A couple of minutes after he'd moved on as I was taking some photos of the Hurricane wreckage the Shepherd appeared on the next crag over, still yelling instructions to his dog and a couple of minutes after that he appeared way down below on the path from Levers Hause down to Levers Water, he couldn't half cover the ground, he couldn't half yell as well!
A collection of pieces from the Hurricane teeter on the edge of a vertical cliff face.
Above and below:- A small pile of pieces with Levers water in the background
Next 4 Photos:-small pieces of Hurricane scattered in the scree.
I have found some of these at several crashsites; they are pieces from inside the battery.
The area of scree at bottom centre is where all the pieces of the Hurricane are scattered.
The area where the Hurricane crashed is very steep and precipitous so I didn't fancy going back down the way I'd come and also the angry Farmer was still down there and it sounded like he was berating some walkers who didn't have their dog on its lead. My plan therefore was to climb up onto the top then follow the path that runs around the ridge to above the Anson crash.
Looking over Levers Hause towards Swirl Howe and Great Carrs, location of a Halifax crash. The Anson crashed on the slopes to the right of Swirl Howe between the two peaks on the right of the photo.
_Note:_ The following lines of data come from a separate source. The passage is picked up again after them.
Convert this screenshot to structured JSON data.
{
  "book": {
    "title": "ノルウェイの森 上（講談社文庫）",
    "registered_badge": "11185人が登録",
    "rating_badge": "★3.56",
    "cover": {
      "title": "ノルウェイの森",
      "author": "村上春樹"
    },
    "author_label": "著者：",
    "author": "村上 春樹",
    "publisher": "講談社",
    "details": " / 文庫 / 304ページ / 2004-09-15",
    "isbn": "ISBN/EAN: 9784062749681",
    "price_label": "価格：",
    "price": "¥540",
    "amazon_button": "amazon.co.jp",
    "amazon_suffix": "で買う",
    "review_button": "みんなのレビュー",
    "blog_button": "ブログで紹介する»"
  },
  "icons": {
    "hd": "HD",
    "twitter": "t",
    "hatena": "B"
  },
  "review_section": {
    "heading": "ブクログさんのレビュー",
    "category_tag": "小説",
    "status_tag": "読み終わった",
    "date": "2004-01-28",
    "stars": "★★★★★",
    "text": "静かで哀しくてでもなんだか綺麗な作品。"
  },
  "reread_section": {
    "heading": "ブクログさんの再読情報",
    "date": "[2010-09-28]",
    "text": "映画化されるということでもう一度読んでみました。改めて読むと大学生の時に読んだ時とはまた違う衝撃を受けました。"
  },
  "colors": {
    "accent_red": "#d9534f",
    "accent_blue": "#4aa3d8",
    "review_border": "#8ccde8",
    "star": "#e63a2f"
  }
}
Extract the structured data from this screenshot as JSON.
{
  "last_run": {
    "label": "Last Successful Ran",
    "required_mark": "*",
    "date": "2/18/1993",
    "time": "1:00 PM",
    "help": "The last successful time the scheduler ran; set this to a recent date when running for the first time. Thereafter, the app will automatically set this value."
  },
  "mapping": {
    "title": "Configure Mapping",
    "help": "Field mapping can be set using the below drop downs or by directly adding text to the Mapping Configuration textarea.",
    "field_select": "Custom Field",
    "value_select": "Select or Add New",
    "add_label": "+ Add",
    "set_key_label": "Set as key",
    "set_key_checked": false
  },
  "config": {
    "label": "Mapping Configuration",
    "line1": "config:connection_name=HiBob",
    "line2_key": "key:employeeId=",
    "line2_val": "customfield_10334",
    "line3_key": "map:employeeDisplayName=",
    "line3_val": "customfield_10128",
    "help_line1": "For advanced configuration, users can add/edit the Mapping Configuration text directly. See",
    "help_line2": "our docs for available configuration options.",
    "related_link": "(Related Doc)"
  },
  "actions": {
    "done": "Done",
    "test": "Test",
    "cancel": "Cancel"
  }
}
By the time I reached the top of Brim Fell I decided I would be pushing it for time if I went over to the Anson crashsite, I'd lost a lot of time taking the two lost walkers back over to the Tourist path, then I'd had to sit and wait for a longtime to keep out of the way while one man and his dog tried their best to round up Shaun the Sheep and his awkward mates. So instead of turning right towards Levers Hause and Swirl Howe I turned left towards The Old Man of Coniston and the tourist path back down to the car.
Levers Water from the top of Brim Fell.
Walking across the top of Brim Fell I noticed two interesting things: 1-the grass on the top resembled someones front lawn. 2-Despite the Shepherds best efforts there were still two Sheep up here nonchalantly munching on said front lawn!
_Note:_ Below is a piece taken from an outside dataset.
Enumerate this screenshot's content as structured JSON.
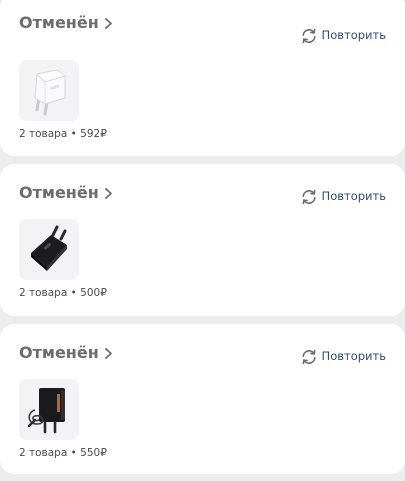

The Old Man of Coniston with the tourist path zigzagging down its flank
The summit of The Old Man and the path up from below was positively heaving with day trippers, I call them day trippers as none of them were suitably attired for climbing a Mountain even if the weather had been glorious all day.
Low Water, nestled below The Old Man, the southern tip of Levers Water can be seen middle distance.The photo below was taken from the far end of Low Water looking back to the ridge where I took this photo.
Two Hurricanes flying in formation crashed into these fells, AG264 which I'd just visited and AG275 which crashed on these slopes above Low Water, I didn't look for AG275 as I didn't have enough time or a grid ref to put me in the right area.
I was making good progress to be back in time to pick the girls up from the Zoo but then I started getting distracted by all the old mine workings that litter the slopes of The Old Man, including an old winch shed with railway tracks and old winch machinery still in situ and an old abandoned Lorry, I'd love to know how that ended up where it is.
Above and next 5 photos:-Remains of the old mine workings and an old Lorry
After checking out the mine workings and the old truck I could still hear the Farmer across the other side of Coppermines valley, yelling at something, I don't know if it was his dog or some other walker copping it for not having their dog on a lead.
Nearly back down,The path on the left is the one over to Levers Water that I followed on the way out
I was a little late arriving back at the Zoo but to make ammends I took the girls to a nice little Hotel beside the River Leven at Newby Bridge for some tea. A lovely way to finish off a thoroughly enjoyable day.
Could put it on my 'nice place to have a picnic' list but technically it wasn't a picnic we had.